The Brain and Methods of ML
摘要
This chapter provides a concise survey of key Artificial Intelligence (AI) methodologies, from early rule-based systems to modern machine learning and deep learning techniques. It also compares these methods in terms of their strengths, limitations, and alignment with biological principles, particularly those discussed in earlier chapters on the brain and neocortex. The chapter begins by outlining AI’s interdisciplinary foundations and how intelligent agents interact with different environments. It covers symbolic AI approaches using logic-based reasoning, followed by search algorithms used in structured problem solving. It then introduces core machine learning categories such as supervised, unsupervised, and reinforcement learning, along with widely used algorithms like decision trees, ensemble models and support vector machines. Deep learning models, including feedforward and convolutional networks, are explored for their capabilities and constraints. Sequential learning methods are addressed next, with a focus on RNNs, LSTMs, GRUs, and Seq2Seq models for tasks involving temporal dependencies.
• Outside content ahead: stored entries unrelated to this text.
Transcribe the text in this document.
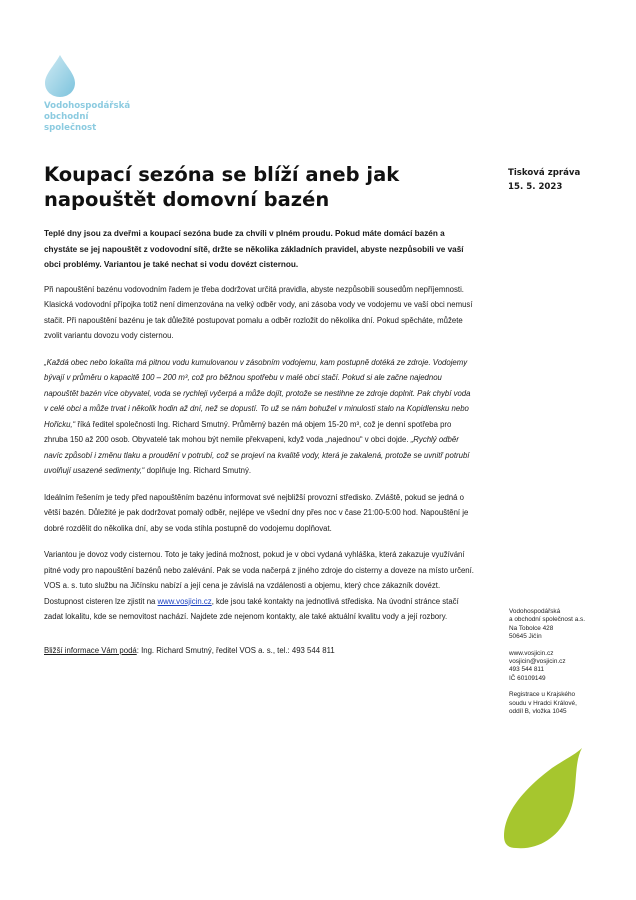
Vodohospodářská
obchodní
společnost
Koupací sezóna se blíží aneb jak napouštět domovní bazén
Tisková zpráva
15. 5. 2023

Teplé dny jsou za dveřmi a koupací sezóna bude za chvíli v plném proudu. Pokud máte domácí bazén a chystáte se jej napouštět z vodovodní sítě, držte se několika základních pravidel, abyste nezpůsobili ve vaší obci problémy. Variantou je také nechat si vodu dovézt cisternou.

Při napouštění bazénu vodovodním řadem je třeba dodržovat určitá pravidla, abyste nezpůsobili sousedům nepříjemnosti. Klasická vodovodní přípojka totiž není dimenzována na velký odběr vody, ani zásoba vody ve vodojemu ve vaší obci nemusí stačit. Při napouštění bazénu je tak důležité postupovat pomalu a odběr rozložit do několika dní. Pokud spěcháte, můžete zvolit variantu dovozu vody cisternou.

„Každá obec nebo lokalita má pitnou vodu kumulovanou v zásobním vodojemu, kam postupně dotéká ze zdroje. Vodojemy bývají v průměru o kapacitě 100 – 200 m³, což pro běžnou spotřebu v malé obci stačí. Pokud si ale začne najednou napouštět bazén více obyvatel, voda se rychleji vyčerpá a může dojít, protože se nestihne ze zdroje doplnit. Pak chybí voda v celé obci a může trvat i několik hodin až dní, než se dopustí. To už se nám bohužel v minulosti stalo na Kopidlensku nebo Hořicku,“ říká ředitel společnosti Ing. Richard Smutný. Průměrný bazén má objem 15-20 m³, což je denní spotřeba pro zhruba 150 až 200 osob. Obyvatelé tak mohou být nemile překvapeni, když voda „najednou“ v obci dojde. „Rychlý odběr navíc způsobí i změnu tlaku a proudění v potrubí, což se projeví na kvalitě vody, která je zakalená, protože se uvnitř potrubí uvolňují usazené sedimenty,“ doplňuje Ing. Richard Smutný.

Ideálním řešením je tedy před napouštěním bazénu informovat své nejbližší provozní středisko. Zvláště, pokud se jedná o větší bazén. Důležité je pak dodržovat pomalý odběr, nejlépe ve všední dny přes noc v čase 21:00-5:00 hod. Napouštění je dobré rozdělit do několika dní, aby se voda stihla postupně do vodojemu doplňovat.

Variantou je dovoz vody cisternou. Toto je taky jediná možnost, pokud je v obci vydaná vyhláška, která zakazuje využívání pitné vody pro napouštění bazénů nebo zalévání. Pak se voda načerpá z jiného zdroje do cisterny a doveze na místo určení. VOS a. s. tuto službu na Jičínsku nabízí a její cena je závislá na vzdálenosti a objemu, který chce zákazník dovézt. Dostupnost cisteren lze zjistit na www.vosjicin.cz, kde jsou také kontakty na jednotlivá střediska. Na úvodní stránce stačí zadat lokalitu, kde se nemovitost nachází. Najdete zde nejenom kontakty, ale také aktuální kvalitu vody a její rozbory.

Bližší informace Vám podá: Ing. Richard Smutný, ředitel VOS a. s., tel.: 493 544 811

Vodohospodářská
a obchodní společnost a.s.
Na Tobolce 428
50645 Jičín
www.vosjicin.cz
vosjicin@vosjicin.cz
493 544 811
IČ 60109149
Registrace u Krajského
soudu v Hradci Králové,
oddíl B, vložka 1045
This leads to an in-depth look at the Transformer architecture and the emergence of Large Language Models (LLMs), highlighting how these advanced models have revolutionized sequence modeling and language understanding through mechanisms like self-attention and multi-head attention, while also providing details about their architecture and the development of LLMs. Reinforcement learning is also revisited as a trial-and-error approach for dynamic and uncertain environments. The chapter concludes with a critical view of current AI methods, highlighting challenges such as sensitivity to noise, limited contextual understanding, and weak task generalization. By integrating insights from neuroscience and computation, the chapter lays the groundwork for developing more biologically inspired AI systems.